Tsunami merupakan rangkaian gelombang laut yang menjalar dengan kecepatan tinggi. Sebagian besar tsunami disebabkan oleh gempabumi di dasar laut dengan kedalaman kurang dari 60 km dan magnitude lebih dari 6 SR. Tsunami juga dapat diakibatkan oleh longsor dasar laut, letusan gunung berapi dasar laut, atau jatuhnya meteor ke laut.

Kejadian bencana tsunami dapat dipetakan melalui parameter ketinggian maksimum tsunami, kemiringan lereng dan kekasaran permukaan.

Potensi tinggi bahaya tsunami di Provinsi Sulawesi Tenggara berada di Buton, Buton Utara, Buton Tengah dan Buton Selatan. Potensi sedang bahaya tsunami berada di Kota Kendari dan Kota Baubau, sementara wilayah lainnya hanya berpotensi rendah.

Kebakaran Hutan dan Lahan

Kebakaran hutan dan lahan gambut adalah kebakaran permukaan dimana api membakar bahan bakar yang ada di atas permukaan (misalnya: serasah, pepohonan, semak, dan lain-lain), Api kemudian menyebar tidak menentu secara perlahan di bawah permukaan (ground fire), membakar bahan organik melalui pori-pori gambut dan melalui akar semak belukar/pohon yang bagian atasnya terbakar.

Kejadian bencana kebakaran hutan dan lahan dapat dipetakan melalui beberapa komponen seperti jenis hutan dan lahan, iklim dan jenis tanah.

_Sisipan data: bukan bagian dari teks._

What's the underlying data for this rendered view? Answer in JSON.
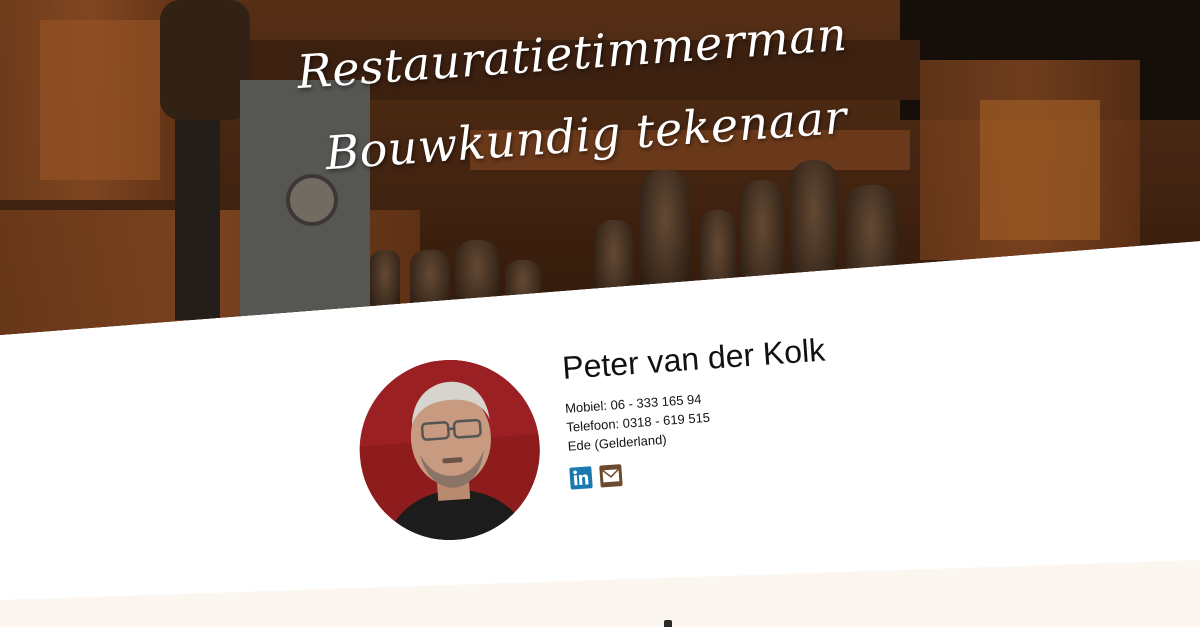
{
  "hero": {
    "title_line1": "Restauratietimmerman",
    "title_line2": "Bouwkundig tekenaar"
  },
  "profile": {
    "name": "Peter van der Kolk",
    "mobile": "Mobiel: 06 - 333 165 94",
    "phone": "Telefoon: 0318 - 619 515",
    "location": "Ede (Gelderland)",
    "social": [
      {
        "icon": "linkedin-icon",
        "label": "in"
      },
      {
        "icon": "mail-icon"
      }
    ]
  },
  "colors": {
    "linkedin": "#1a7aaf",
    "mail": "#6b4a30",
    "band": "#fbf6ef",
    "avatar_bg": "#8e1c1c"
  }
}
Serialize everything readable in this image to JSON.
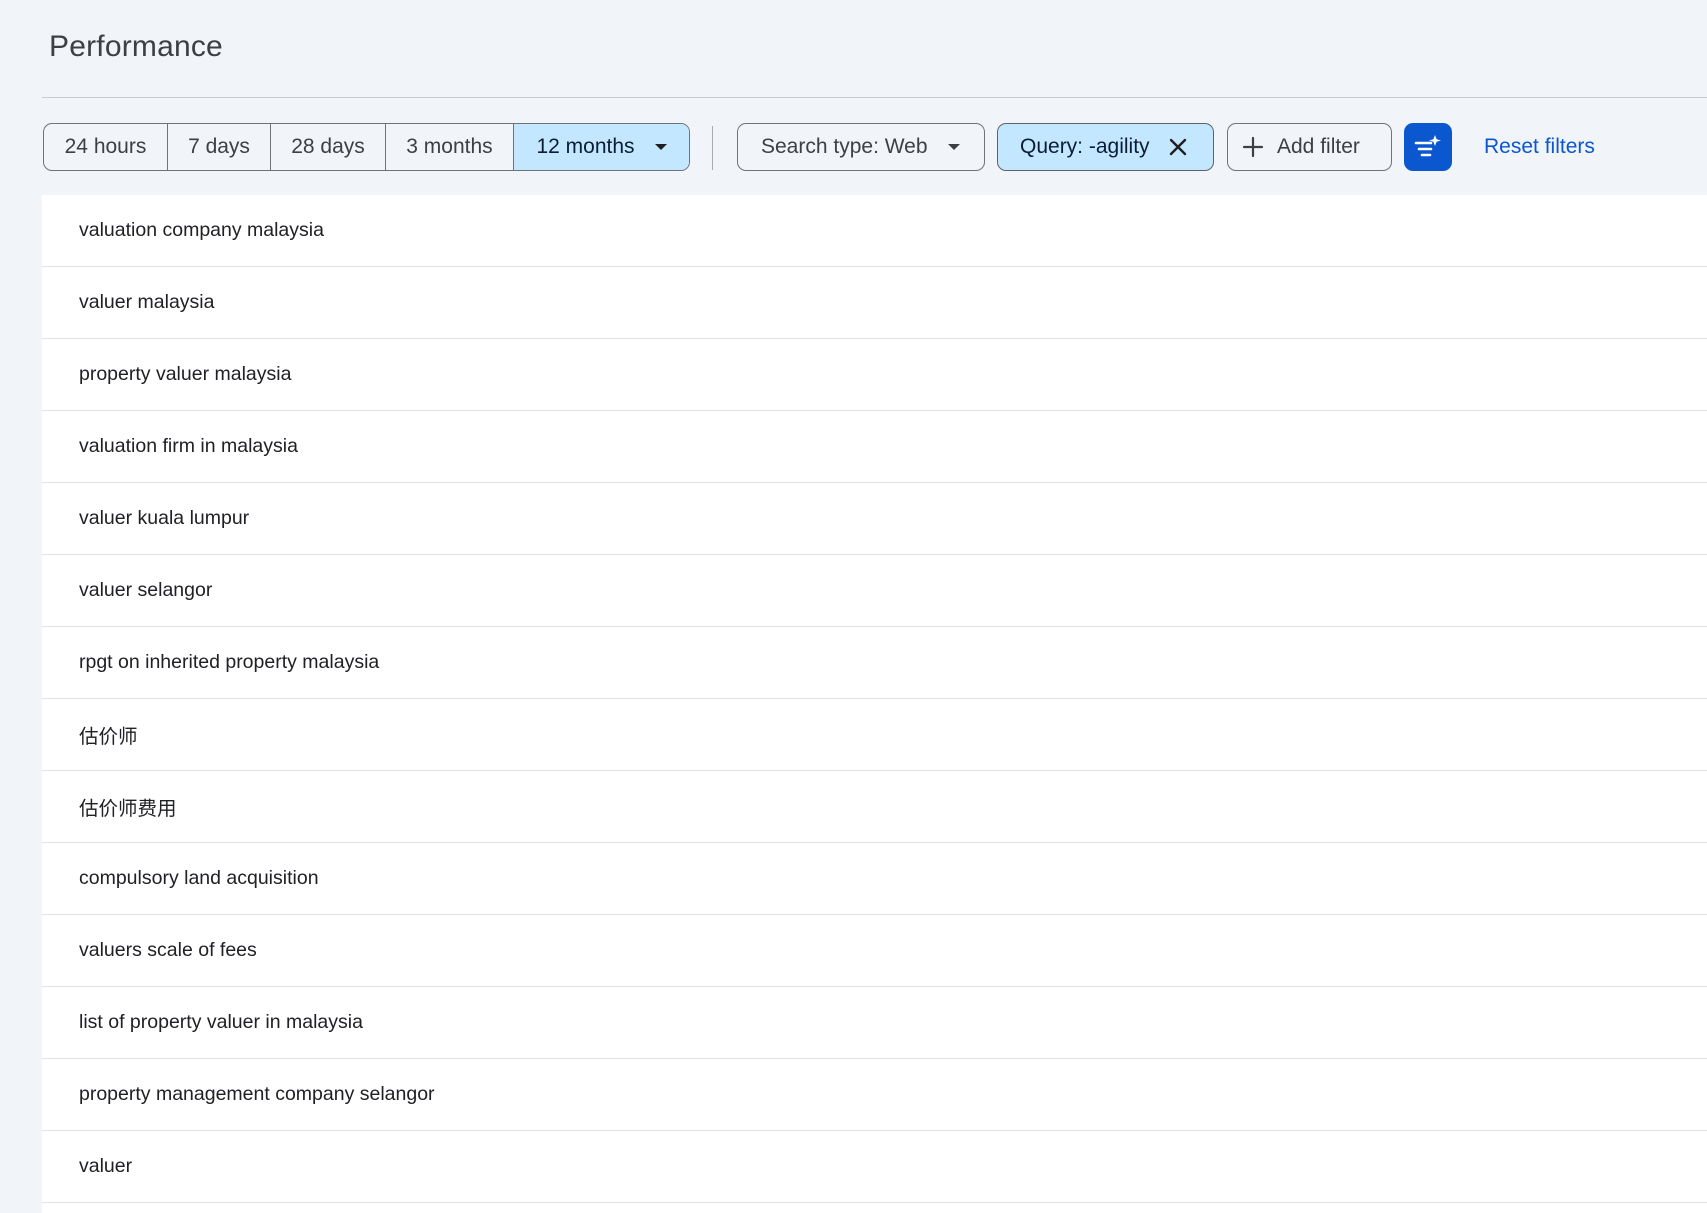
{
  "page": {
    "title": "Performance"
  },
  "date_range": {
    "options": [
      "24 hours",
      "7 days",
      "28 days",
      "3 months",
      "12 months"
    ],
    "selected": "12 months"
  },
  "filters": {
    "search_type_label": "Search type: Web",
    "query_filter_label": "Query: -agility",
    "add_filter_label": "Add filter",
    "reset_label": "Reset filters"
  },
  "colors": {
    "accent": "#0b57d0",
    "active_chip": "#c3e7ff",
    "background": "#f1f4f9"
  },
  "queries": [
    "valuation company malaysia",
    "valuer malaysia",
    "property valuer malaysia",
    "valuation firm in malaysia",
    "valuer kuala lumpur",
    "valuer selangor",
    "rpgt on inherited property malaysia",
    "估价师",
    "估价师费用",
    "compulsory land acquisition",
    "valuers scale of fees",
    "list of property valuer in malaysia",
    "property management company selangor",
    "valuer"
  ]
}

Sehingga 17 kabupaten/kota di Sulawesi Tenggara berpotensi tinggi terjadi kebakaran hutan dan lahan dengan total luas lahan 2,505 juta Ha.

Epidemi dan Wabah Penyakit

Epidemi, wabah, atau kejadian luar biasa (KLB) merupakan wabah penyakit yang menyebar secara cepat, luas dan besar. Epidemi atau wabah dan KLB merupakan ancaman bencana yang diakibatkan oleh menyebarnya penyakit menular yang berjangkit di suatu daerah tertentu dalam waktu tertentu. Pada skala besar epidemi ini dapat menyebabkan korban jiwa.

Kejadian bencana epidemi dan wabah penyakit dapat dipetakan melalui beberapa komponen seperti: Kepadatan penduduk penderita malaria; Kepadatan penduduk penderita demam berdarah; Kepadatan penduduk penderita HIV/AIDS; Kepadatan penduduk penderita campak; Kepadatan penduduk.

Sehingga Buton, Konawe, Kolaka, Konawe Selatan, Wakatobi, Kolaka Utara, Buton Utara, Konawe Utara, Buton Selatan, Baubau punya potensi terjadi epidemi dan wabah penyakit meski dengan potensi rendah.